1 January 2010
Doo Wop Dialog[ue]: 59
markkozlowskim
The points you make about sound quality / the way we first hear music is very interesting.
When George Lucas made 'American Graffiti', he took advantage of the latest audio technology to allow one song to be heard in a number of different ways. Thus, as a scene progressed, a song would be heard coming out of the radios of passing cars, out of transistor radios, etc.
It achieved continuity, but in a far more natural way than if he had just played a master recording of a song as background music. The way Lucas did it, the music was simply there because it would have been there in real life - the background music of everyones' lives, and the heartbeat of the night.
Incidentally, 'Graffiti' was the first film to use so many original pieces of music in its score (the music is almost constant) and Lucas had to fight to be allowed to do that. It was so successful that many other films have used the same idea (Martin Scorsese always makes good use of music in his movies).

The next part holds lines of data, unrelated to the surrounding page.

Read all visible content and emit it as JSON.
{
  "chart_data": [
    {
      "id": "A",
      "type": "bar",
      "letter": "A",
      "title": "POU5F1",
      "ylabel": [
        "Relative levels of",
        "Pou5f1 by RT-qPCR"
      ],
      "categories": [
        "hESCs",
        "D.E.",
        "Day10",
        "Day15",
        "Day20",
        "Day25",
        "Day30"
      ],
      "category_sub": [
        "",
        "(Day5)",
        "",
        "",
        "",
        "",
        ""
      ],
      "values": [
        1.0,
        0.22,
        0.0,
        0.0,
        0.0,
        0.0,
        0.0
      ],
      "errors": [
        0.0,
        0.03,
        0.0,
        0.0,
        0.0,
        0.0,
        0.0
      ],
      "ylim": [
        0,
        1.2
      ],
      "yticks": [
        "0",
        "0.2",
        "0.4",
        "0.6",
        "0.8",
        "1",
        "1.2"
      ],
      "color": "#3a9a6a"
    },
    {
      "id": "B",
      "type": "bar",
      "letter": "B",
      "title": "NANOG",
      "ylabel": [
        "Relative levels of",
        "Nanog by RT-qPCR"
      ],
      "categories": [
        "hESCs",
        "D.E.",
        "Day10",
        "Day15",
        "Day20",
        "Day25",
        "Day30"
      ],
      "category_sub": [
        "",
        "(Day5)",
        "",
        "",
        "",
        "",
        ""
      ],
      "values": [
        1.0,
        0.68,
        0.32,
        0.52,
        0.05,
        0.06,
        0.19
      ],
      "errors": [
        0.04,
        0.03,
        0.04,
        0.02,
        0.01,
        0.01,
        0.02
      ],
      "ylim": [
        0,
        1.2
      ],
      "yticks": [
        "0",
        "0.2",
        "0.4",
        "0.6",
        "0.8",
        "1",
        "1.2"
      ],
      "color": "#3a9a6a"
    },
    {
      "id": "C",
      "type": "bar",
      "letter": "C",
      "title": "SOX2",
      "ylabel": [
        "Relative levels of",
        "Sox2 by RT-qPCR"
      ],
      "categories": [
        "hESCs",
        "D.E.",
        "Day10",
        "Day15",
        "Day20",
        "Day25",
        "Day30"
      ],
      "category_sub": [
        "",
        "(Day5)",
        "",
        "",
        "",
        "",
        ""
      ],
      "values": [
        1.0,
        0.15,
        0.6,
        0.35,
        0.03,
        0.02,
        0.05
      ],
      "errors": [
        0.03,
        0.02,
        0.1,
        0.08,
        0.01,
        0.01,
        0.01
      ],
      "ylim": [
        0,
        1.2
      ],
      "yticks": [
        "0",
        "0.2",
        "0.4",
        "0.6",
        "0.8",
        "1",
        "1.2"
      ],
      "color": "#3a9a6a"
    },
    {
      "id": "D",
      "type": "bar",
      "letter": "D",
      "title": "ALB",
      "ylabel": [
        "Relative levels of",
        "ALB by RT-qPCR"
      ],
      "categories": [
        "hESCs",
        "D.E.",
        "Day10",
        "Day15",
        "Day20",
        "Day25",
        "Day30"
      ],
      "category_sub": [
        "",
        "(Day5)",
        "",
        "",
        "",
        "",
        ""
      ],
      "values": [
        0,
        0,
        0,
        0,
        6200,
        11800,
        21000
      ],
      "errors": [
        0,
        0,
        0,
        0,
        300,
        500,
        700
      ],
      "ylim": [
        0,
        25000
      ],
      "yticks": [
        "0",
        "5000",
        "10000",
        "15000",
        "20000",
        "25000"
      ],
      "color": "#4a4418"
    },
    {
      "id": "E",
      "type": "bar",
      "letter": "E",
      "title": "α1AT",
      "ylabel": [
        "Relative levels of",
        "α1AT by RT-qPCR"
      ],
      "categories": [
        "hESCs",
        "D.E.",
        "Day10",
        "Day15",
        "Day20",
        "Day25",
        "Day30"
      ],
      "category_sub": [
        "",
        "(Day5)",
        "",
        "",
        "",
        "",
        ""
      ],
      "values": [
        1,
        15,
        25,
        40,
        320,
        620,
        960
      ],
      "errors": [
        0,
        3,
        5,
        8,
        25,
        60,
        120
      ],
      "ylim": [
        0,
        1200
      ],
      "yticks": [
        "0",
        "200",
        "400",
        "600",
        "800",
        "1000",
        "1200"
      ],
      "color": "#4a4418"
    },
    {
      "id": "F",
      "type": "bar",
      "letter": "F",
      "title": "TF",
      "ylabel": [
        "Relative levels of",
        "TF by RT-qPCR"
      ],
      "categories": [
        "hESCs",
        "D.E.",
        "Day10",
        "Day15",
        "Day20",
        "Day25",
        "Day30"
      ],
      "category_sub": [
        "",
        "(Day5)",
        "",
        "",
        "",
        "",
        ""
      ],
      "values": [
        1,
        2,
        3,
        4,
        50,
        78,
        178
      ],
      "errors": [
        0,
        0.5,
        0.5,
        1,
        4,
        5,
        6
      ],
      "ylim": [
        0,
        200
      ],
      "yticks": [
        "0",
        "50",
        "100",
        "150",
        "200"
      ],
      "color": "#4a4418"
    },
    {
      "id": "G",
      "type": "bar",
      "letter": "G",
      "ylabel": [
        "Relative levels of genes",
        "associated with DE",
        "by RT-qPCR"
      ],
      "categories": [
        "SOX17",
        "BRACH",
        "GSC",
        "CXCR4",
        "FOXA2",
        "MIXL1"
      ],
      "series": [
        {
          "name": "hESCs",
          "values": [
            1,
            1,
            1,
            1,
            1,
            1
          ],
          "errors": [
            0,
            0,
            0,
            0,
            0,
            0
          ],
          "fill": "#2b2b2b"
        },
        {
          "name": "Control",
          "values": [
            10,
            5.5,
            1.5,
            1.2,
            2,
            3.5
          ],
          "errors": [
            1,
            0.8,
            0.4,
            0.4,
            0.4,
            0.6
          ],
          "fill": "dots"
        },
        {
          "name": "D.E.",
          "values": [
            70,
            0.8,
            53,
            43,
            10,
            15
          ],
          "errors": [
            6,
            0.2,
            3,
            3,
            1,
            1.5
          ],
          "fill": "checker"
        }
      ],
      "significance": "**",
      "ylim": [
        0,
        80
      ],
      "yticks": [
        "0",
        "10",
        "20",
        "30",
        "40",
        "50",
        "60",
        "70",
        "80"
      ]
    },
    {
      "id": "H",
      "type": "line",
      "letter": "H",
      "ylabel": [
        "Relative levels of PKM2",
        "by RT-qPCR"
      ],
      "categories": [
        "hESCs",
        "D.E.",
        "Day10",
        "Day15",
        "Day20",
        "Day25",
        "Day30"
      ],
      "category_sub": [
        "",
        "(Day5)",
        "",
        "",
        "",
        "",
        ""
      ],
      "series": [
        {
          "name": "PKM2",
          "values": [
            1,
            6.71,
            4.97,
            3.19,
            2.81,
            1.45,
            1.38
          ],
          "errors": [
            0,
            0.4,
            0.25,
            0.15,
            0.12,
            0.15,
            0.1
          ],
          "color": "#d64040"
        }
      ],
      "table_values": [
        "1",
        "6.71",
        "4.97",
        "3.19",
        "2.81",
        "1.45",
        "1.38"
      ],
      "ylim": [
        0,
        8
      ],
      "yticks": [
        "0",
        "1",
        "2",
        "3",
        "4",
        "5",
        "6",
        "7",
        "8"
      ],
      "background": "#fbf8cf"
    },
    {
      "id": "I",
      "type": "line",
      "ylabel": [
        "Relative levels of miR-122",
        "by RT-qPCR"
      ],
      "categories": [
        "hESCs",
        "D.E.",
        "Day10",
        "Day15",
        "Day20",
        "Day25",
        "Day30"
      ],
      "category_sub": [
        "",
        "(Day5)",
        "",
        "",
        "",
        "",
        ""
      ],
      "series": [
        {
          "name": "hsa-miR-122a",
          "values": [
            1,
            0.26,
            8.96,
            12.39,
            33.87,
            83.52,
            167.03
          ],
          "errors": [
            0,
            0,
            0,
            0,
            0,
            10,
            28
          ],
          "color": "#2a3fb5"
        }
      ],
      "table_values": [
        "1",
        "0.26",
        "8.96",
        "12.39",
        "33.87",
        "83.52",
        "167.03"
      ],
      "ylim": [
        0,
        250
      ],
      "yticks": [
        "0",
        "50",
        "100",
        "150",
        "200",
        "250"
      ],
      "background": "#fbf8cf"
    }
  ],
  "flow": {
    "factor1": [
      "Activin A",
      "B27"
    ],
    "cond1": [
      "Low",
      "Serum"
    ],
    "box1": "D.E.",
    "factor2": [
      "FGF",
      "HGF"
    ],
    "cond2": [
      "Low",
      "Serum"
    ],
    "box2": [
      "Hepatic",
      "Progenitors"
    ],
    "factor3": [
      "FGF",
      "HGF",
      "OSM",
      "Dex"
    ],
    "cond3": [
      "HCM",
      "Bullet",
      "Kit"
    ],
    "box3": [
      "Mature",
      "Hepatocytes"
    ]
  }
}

On a different note, Jerry Lee Lewis always played his new releases on a crummy little portable record player back in the Fifties, so that he would know how his fans would hear them (back then most teenagers didn't have expensive record players). It shows a lot of insight on his part to have done that.
In terms of listening to music, I always find it much more exciting to unexpectedly hear a great song on the radio than it is to deliberately put it onto the record / CD player. Whenever a song appears, by surprise, I'll turn up the radio and really focus on it.

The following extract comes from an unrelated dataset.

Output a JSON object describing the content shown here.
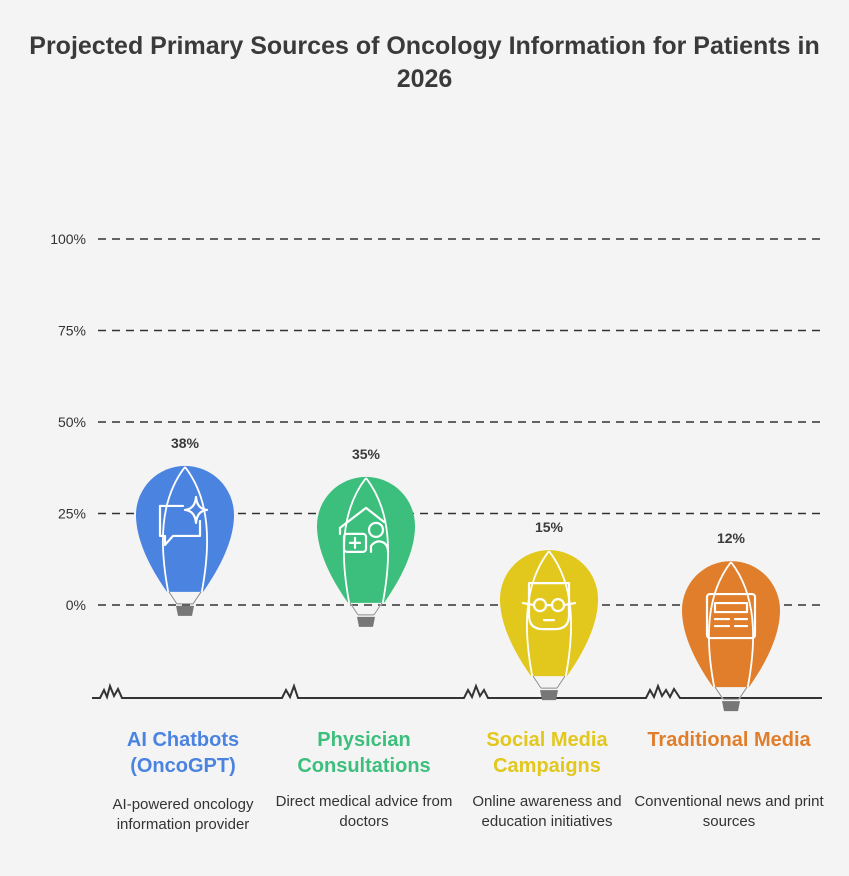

I find the same thing with old cars. It's always more interesting to come across some great old chrome'n'fins cruiser just driving around than seeing a hundred of them parked together at a car show.

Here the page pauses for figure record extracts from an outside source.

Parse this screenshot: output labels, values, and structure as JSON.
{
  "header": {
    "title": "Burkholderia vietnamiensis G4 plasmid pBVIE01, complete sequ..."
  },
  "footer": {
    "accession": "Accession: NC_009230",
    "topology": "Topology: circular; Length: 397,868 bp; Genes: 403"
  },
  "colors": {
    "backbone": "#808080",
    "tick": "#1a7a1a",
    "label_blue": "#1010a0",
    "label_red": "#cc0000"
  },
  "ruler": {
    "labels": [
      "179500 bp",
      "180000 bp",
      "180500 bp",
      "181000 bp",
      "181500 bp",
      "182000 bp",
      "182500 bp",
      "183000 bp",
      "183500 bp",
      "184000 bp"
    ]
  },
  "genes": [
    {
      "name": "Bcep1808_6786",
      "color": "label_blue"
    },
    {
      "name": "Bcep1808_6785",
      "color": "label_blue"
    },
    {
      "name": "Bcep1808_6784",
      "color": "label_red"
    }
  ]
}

As for the sound of ITSOTN, it makes you wonder how much is actually lost through the quest for technical perfection. Let's be honest - that record wouldn't have been put out if it had been recorded today. It probably would have been treated as a demo, and the 'real' single would be recorded on about a hundred channels, with plenty of overdubbing, remixing, etc. And the world would be a poorer place for that!
I have read that Lucas wasn't allowed, or couldn't afford, to mix the soundtrack in stereo for the film's original release - which is an even greater tribute to his or his soundman's skill in conveying atmosphere. I don't know whether the standard DVD is stereo or not, but this rhapsodic review of a collector's edition indicates that a stereo version is certainly obtainable. Again, I don't know about the regular edition, but it is a film which demands widescreen.